Paul Gordon on his Bike
Listening Tour across America, who say things like “Obama
Care helped the poor, but now the working class is struggling”. People who
are trying to figure out what kind of insurance to purchase on an exchange, and
very often opt for the plan with the lowest premiums that will take the least
out of their monthly income so that they have more for food, housing, and other
necessities as well as some entertainment or relative “luxuries”. And who only
find out when they get sick how bad that coverage is, and how much debt they
are going to be in, because they lost that gamble.
The reason for this is that, as I have often discussed
(perhaps first in “Red,
Blue, and Purple: The Math of Health Care Spending”, October 20, 2009),
most people are, at any given time, not sick.
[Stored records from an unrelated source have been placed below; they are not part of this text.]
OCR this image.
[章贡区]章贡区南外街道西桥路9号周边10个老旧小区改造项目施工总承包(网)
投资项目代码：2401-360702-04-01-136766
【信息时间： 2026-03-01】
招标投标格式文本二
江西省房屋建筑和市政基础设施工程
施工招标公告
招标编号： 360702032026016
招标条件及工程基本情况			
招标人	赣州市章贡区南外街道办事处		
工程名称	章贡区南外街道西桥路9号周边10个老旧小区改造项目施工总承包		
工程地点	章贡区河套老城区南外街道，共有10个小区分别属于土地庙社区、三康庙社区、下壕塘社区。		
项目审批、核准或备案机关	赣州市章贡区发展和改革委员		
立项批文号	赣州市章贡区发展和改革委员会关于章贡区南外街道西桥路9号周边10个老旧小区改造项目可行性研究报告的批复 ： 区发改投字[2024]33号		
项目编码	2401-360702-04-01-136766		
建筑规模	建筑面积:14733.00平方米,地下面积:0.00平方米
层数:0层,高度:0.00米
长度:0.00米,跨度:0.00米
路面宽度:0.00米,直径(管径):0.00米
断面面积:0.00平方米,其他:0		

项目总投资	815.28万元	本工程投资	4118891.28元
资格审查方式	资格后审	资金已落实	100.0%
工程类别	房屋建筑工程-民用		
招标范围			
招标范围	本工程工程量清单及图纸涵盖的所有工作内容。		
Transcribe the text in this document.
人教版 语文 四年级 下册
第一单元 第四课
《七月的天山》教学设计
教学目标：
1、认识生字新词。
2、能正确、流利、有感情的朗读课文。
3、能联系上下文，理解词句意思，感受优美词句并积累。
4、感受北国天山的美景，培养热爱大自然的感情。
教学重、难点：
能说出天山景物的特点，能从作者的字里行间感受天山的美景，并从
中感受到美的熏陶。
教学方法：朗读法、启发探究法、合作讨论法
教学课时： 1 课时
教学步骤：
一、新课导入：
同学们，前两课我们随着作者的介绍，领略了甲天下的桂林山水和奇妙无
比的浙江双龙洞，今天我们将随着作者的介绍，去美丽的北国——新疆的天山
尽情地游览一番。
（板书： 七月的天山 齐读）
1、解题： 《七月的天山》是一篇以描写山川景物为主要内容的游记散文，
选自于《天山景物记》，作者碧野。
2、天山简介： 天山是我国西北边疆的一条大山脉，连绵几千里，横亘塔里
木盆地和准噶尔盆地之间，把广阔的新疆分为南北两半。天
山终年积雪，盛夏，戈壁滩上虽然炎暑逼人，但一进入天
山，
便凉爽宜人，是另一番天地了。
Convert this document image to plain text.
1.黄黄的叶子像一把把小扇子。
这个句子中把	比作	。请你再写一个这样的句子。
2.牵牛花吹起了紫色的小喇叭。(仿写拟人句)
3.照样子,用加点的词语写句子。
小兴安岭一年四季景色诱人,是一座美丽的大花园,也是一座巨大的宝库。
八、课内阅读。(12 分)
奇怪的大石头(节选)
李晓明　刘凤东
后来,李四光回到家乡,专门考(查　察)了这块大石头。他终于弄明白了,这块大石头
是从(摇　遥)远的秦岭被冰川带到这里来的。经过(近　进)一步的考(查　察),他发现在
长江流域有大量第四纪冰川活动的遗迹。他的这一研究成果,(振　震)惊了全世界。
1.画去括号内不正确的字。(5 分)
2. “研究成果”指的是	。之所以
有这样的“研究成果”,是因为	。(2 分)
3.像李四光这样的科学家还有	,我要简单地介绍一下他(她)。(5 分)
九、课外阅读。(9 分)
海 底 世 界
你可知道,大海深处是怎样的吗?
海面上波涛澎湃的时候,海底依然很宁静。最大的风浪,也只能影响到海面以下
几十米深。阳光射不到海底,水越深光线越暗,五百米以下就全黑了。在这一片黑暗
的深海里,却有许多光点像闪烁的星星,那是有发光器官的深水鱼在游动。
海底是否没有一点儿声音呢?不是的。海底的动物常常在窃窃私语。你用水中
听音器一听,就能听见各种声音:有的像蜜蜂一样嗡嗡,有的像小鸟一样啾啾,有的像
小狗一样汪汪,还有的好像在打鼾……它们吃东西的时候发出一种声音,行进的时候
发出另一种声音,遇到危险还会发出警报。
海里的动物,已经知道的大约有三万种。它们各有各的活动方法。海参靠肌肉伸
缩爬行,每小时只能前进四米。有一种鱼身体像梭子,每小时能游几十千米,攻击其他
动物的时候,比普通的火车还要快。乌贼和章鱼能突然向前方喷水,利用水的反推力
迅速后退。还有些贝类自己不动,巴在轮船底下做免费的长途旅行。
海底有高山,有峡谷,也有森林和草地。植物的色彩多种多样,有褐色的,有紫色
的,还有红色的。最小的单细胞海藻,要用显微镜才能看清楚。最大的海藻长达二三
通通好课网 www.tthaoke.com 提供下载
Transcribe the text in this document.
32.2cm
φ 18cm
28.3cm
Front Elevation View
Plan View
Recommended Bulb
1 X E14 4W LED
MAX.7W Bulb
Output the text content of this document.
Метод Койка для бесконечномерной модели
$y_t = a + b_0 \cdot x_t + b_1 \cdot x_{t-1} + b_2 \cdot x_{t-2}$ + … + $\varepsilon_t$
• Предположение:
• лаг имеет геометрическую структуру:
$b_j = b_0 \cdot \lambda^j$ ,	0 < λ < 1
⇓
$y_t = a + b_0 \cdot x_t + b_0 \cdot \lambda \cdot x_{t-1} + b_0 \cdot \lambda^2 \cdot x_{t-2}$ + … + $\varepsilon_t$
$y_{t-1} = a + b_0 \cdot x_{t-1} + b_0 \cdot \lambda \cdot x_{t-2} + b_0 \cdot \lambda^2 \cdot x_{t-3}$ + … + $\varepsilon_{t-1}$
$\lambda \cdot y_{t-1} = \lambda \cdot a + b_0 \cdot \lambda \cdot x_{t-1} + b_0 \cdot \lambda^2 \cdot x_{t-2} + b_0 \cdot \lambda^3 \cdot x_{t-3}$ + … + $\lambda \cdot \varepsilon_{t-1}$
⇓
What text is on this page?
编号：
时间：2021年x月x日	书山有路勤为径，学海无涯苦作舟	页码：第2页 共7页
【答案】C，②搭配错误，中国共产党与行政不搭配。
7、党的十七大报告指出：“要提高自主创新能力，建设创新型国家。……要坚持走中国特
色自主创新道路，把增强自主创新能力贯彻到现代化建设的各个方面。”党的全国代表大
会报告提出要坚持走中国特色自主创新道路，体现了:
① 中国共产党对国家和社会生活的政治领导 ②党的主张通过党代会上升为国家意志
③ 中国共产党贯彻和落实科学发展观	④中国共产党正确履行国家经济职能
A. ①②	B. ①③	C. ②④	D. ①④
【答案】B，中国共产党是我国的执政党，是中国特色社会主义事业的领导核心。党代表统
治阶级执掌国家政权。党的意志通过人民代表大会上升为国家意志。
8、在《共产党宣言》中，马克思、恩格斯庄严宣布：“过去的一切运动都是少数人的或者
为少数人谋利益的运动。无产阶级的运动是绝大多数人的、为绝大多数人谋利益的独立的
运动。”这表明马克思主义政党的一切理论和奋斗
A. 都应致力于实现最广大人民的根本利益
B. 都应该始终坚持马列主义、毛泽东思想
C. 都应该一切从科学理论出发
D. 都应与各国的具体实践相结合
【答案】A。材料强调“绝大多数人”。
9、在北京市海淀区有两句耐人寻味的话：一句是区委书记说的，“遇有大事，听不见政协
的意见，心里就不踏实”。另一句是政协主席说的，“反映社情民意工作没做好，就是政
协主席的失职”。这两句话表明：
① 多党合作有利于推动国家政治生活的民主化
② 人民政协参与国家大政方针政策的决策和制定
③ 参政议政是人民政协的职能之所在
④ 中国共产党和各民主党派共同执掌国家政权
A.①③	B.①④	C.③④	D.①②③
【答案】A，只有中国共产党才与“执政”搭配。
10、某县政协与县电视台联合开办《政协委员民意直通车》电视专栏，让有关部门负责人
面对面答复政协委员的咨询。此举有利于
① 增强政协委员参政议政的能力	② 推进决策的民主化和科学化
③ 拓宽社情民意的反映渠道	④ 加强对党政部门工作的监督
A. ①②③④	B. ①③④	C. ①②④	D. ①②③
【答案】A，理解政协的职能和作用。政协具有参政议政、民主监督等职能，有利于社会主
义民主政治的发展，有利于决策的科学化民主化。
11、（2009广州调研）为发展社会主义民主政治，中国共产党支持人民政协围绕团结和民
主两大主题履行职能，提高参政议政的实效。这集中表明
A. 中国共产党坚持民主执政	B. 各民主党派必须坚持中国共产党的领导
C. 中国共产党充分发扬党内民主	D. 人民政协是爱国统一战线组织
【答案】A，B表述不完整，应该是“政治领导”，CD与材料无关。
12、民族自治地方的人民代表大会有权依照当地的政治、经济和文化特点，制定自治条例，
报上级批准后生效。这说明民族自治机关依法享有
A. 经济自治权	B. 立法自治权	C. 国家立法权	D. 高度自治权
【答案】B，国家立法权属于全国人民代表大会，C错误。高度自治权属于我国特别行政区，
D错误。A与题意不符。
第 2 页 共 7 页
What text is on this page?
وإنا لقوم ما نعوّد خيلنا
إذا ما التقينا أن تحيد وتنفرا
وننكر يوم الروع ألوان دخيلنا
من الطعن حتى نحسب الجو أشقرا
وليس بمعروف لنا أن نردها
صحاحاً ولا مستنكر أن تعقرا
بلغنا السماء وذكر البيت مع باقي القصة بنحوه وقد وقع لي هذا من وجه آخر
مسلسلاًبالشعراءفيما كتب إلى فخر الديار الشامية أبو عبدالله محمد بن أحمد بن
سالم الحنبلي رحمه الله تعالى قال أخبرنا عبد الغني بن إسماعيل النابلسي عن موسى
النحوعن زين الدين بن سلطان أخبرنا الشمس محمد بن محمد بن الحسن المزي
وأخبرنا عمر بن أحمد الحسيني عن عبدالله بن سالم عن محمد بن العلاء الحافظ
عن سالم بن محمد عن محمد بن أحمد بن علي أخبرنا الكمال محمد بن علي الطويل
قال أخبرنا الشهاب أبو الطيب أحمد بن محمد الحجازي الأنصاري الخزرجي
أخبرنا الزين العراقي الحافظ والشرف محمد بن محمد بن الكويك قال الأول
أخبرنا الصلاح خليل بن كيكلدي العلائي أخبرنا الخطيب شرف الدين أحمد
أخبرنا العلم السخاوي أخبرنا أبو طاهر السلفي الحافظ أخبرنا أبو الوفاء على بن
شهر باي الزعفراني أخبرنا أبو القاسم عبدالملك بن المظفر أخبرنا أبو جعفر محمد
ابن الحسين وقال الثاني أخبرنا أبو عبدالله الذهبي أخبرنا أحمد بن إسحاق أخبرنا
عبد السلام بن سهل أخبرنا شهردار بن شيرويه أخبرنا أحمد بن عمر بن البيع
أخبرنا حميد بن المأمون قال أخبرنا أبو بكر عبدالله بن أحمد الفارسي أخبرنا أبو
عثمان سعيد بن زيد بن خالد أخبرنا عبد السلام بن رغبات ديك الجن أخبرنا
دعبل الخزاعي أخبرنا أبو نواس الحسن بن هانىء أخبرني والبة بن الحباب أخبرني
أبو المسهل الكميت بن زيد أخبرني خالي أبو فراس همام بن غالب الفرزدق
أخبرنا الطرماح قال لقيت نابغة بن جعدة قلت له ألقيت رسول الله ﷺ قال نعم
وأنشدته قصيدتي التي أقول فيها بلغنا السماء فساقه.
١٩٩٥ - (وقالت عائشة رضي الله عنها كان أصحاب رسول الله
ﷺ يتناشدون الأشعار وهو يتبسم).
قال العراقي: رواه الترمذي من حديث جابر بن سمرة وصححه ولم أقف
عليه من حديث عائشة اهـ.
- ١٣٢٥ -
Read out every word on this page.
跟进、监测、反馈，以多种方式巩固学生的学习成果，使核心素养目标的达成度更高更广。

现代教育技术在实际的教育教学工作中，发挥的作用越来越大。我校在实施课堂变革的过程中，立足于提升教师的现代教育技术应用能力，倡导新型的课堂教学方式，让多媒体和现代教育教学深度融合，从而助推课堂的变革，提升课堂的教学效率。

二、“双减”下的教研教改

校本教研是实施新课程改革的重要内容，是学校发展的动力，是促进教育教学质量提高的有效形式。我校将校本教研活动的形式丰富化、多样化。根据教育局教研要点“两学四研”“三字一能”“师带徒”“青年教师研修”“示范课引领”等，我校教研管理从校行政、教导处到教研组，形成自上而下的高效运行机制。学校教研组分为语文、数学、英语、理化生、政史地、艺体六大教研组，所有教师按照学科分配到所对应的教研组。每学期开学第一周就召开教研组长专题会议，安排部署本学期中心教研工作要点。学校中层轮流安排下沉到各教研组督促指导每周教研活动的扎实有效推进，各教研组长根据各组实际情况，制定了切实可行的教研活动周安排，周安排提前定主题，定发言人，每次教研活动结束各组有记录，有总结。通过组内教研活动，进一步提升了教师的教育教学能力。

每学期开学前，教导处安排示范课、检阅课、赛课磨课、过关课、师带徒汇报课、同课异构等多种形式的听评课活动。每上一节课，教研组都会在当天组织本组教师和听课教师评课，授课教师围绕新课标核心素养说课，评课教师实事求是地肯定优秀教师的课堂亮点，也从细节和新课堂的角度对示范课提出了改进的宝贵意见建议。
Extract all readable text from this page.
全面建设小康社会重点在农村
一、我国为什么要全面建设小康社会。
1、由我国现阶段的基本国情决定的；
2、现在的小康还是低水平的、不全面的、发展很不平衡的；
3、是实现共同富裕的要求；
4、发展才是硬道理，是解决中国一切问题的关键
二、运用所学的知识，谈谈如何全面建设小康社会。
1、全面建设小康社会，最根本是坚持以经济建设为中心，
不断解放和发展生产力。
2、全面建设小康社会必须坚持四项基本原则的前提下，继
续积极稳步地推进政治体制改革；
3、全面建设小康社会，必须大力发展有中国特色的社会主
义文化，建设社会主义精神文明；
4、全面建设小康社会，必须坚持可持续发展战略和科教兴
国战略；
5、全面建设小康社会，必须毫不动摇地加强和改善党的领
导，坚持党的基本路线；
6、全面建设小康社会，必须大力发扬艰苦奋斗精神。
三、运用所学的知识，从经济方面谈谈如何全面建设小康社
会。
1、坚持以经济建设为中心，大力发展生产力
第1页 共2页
Most people, especially younger
people, will not be sick at any time for the whole year, or a number of years.
Thus spending high monthly premiums for good (or better) coverage seems like a
burden, and it is. Until, of course, they get sick. Until they get cancer, or
get in a car wreck, or have a premature baby, or find their hitherto
pretty-well-controlled chronic diseases spiraling downhill. Advocates of
consumer choice may say “tough luck, that’s the market”, but this is people’s
health. Consistently, surveys of the American (and most other) people find that
the vast majority want everyone to have access to high-quality care when they
need it – and even want it for “other people” that they don’t know. But the
solution, even with ACA, forces them to gamble on their future health while
ensuring that insurers and drug makers and the biggest healthcare providers
make money. It is a plan to create fear and anxiety and insecurity, despite the
accuracy of the overall improved health, and financial, picture that the
President paints in his article.
There is a solution. It is indeed a single-payer system. One
where everyone is covered, and pays what their incomes can reasonably afford,
where the whole society is the risk pool rather than the individual, and people
don’t have to gamble with their future health. We could have that, and most of
us would relish it (like the vast majority of citizens of other developed
countries who have it), and it would provide our only reasonable hope of truly
controlling cost and improving quality.
But we are going to have to fight for it. Power does not
relinquish control and money easily.